The president claimed that the purpose of his action was to cut the price of gas at the pump for American consumers, and media coverage generally focused on the transparent political motivation of the timing and duration of the move. It is seven months until the US midterm congressional elections, where Biden’s Democratic Party is trailing in the polls, with inflation and the runaway cost of living cited by those polled as the top issue.

Within the constraints of the American two-party system, which offers voters only the choice between two right-wing capitalist parties, the Republican Party is expected to make gains. It is a measure of the bankruptcy of the Democratic Party that it could well lose control of Congress to the Republicans, despite the popular hostility to the previous administration of Donald Trump and the revulsion against his attempted coup of January 6, 2021.

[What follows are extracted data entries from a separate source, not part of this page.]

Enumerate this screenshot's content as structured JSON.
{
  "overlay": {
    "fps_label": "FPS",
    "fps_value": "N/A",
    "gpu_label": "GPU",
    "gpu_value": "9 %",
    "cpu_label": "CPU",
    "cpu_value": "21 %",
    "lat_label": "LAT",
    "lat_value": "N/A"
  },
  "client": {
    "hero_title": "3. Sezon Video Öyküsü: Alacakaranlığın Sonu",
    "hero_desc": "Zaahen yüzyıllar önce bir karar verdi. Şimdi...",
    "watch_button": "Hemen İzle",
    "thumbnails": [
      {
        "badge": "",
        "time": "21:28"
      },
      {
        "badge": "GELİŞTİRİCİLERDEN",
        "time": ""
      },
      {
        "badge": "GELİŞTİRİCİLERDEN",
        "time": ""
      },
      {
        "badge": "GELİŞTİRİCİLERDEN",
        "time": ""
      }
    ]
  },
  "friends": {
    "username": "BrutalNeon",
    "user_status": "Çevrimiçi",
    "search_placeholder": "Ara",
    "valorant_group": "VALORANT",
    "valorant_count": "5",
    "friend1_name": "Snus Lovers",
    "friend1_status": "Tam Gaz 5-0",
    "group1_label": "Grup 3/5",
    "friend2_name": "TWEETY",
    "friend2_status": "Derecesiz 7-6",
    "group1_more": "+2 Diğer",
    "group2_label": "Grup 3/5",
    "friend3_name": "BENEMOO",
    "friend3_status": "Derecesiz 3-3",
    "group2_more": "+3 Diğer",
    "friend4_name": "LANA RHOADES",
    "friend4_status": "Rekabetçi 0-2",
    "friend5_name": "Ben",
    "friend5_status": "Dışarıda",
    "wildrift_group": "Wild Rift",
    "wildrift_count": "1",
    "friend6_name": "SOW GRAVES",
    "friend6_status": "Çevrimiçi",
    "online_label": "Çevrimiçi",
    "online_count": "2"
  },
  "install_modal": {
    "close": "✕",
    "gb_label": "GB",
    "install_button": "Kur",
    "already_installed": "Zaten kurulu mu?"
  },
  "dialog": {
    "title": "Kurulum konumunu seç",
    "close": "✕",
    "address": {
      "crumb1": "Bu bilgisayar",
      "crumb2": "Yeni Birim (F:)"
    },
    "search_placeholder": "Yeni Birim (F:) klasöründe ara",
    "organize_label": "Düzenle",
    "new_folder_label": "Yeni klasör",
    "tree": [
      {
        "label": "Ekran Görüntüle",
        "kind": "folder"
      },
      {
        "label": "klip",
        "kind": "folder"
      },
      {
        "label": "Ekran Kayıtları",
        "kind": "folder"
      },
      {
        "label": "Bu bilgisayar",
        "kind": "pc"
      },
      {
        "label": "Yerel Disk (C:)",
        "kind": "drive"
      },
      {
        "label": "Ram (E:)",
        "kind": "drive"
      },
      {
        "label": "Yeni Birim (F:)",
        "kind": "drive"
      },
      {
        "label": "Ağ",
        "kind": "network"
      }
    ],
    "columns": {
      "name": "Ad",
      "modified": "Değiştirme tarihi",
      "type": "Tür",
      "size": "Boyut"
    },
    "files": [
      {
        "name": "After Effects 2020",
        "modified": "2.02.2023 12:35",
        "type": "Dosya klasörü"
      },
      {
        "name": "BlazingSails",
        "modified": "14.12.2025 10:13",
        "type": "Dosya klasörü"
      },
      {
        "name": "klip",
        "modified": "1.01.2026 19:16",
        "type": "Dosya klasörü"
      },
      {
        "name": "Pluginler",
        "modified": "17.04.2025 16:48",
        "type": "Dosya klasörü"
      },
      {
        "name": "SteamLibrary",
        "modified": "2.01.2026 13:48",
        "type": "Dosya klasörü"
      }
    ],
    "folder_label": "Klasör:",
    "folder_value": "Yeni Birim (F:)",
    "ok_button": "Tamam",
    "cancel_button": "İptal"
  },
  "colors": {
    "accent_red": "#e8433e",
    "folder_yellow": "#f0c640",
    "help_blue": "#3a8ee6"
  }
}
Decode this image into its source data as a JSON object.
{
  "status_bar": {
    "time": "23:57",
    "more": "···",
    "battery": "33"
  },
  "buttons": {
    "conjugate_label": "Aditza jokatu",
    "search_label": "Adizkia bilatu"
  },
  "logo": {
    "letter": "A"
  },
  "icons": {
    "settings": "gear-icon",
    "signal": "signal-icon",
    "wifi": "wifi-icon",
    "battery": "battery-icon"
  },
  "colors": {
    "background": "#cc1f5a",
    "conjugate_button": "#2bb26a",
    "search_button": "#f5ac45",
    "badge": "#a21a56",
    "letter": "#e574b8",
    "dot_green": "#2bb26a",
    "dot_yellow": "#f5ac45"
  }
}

Biden used the announcement of the oil release to beat the drums for his war policy directed against Russia, calling the rise in the cost of gasoline “Putin’s price hike.” He claimed that inflation had two causes, the pandemic and the Russian president. He said nothing about the main driving force of rising prices, the trillions of dollars pumped into the financial system by the Federal Reserve and the US Treasury to bail out Wall Street and corporate America, beginning in March 2020 and continuing to this day.

Instead, he engaged in a bit of anti-corporate demagogy, criticizing oil companies which “sit on record profits” but refuse to increase production “for the good of your country.” This was combined with the reiteration of his loyalty to the profit system: “I’m a capitalist. I have no problem with corporations turning a good profit.”

In a briefing to the media, a “senior administration official” said that US oil companies had pledged to bring a million more barrels a day on line by the fall. He described the release of oil from the government reserve as “a wartime bridge to additional US production.”

The effort to link the crisis at the pump with the war in Ukraine has an unmistakable and ominous meaning. Biden is seeking to use Russia as a scapegoat for the attack on working class living standards being waged by the capitalist class in the United States. This has already led to suggestions that American workers should be willing to make sacrifices for the war in Ukraine, sacrifices that will be imposed by the Democratic Party and the trade union apparatus in the name of “national unity.”